I'm not going to tell you. It's brilliant, yes, I can safely say that. It's original. It's cute. It's not quite newsworthy but it'll attract a lot of free editorial. It's not because I think you'll steal the idea and develop it yourself but because I fear I'll lose your attention if I do. The idea is in some ways the least interesting part of the process. And the enormous, grinding effort and spirit that goes into the superfluous little thing is completely disproportionate to its virtue.
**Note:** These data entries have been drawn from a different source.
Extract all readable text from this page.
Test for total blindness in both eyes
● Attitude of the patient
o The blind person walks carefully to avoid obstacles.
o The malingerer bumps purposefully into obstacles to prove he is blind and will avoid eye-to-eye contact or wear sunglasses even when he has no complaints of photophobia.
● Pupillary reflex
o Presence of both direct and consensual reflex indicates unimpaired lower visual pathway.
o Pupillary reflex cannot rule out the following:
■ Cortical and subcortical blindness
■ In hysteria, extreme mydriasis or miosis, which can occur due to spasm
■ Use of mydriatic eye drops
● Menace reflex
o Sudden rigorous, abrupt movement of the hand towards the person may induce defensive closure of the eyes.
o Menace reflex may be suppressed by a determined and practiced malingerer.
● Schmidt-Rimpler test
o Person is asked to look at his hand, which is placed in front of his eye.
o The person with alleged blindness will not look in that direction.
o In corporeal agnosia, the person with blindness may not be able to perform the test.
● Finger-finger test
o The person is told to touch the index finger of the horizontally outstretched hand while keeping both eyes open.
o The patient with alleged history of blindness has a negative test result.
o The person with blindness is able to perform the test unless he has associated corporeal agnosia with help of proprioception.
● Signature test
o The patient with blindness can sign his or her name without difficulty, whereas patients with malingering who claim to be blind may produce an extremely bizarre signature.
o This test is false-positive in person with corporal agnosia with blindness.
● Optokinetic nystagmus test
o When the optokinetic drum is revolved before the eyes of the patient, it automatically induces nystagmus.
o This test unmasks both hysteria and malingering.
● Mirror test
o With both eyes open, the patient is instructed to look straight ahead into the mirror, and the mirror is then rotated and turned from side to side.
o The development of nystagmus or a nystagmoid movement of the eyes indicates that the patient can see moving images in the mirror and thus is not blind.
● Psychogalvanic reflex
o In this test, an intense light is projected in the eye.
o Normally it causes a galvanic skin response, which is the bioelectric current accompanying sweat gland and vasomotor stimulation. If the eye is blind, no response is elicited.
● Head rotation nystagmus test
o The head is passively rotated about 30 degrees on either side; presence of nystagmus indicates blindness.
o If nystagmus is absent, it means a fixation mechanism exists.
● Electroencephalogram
Ideas are easy, for those of us who have ideas. I have them all the time. In the last two weeks I've considered the merits of a tiger farm, of a vast prosthetic, puppet-style phallus for male strippers, and a parliamentary newspaper. I'm proceeding with one of these as well. But that's not this. No, my gimmick, my novelty, my delicious little gadget... I'll tell you what it is after it's launched and gone to product heaven or product hell.
The idea begins life in a vulnerable form. You tell people and they say one of two things. 1) "If it's such a good idea, why hasn't someone done it already?" And 2) "That's a brilliant idea, it's already being done."
For some reason these are disabling objections. The answers are: 1) "Because nobody's thought of it before." 2) "Aha! That shows there's a market for it!" Actually the real answer is 1) "Shut up."
When the idea is a collection of conversations it is nothing but an entertainment. It is a thought experiment. At every stage its level of reality increases so dramatically that we the originators think it's a going concern. We write a cash flow and it looks so persuasive we daren't show it to investors without wearing heavy gloves. We write a business plan and we live it, like a novelist. Fantasy becomes reality for us - it has to otherwise we'd never proceed. We have to believe the dream. Well, someone has to.
The first and most difficult thing to do is to confront real life, to engage in the intransigent realities of the material world. To pick up the phone and ring the tradesman, the craftsman, the artisan who is going to make the model. That is bringing the whole shimmering world of possibility down into the dumb, mundane reality of the model, or the dummy, or the prototype. You have to take your dream, your holographic magic and present it to the one who will be entrusted to bring it into the world of things. This first call will spawn an empire of commercial activity and allow you, ultimately, to solve the problem of Africa. And they say: "I'm sorry, he's not at his desk, can I ask what it's regarding?"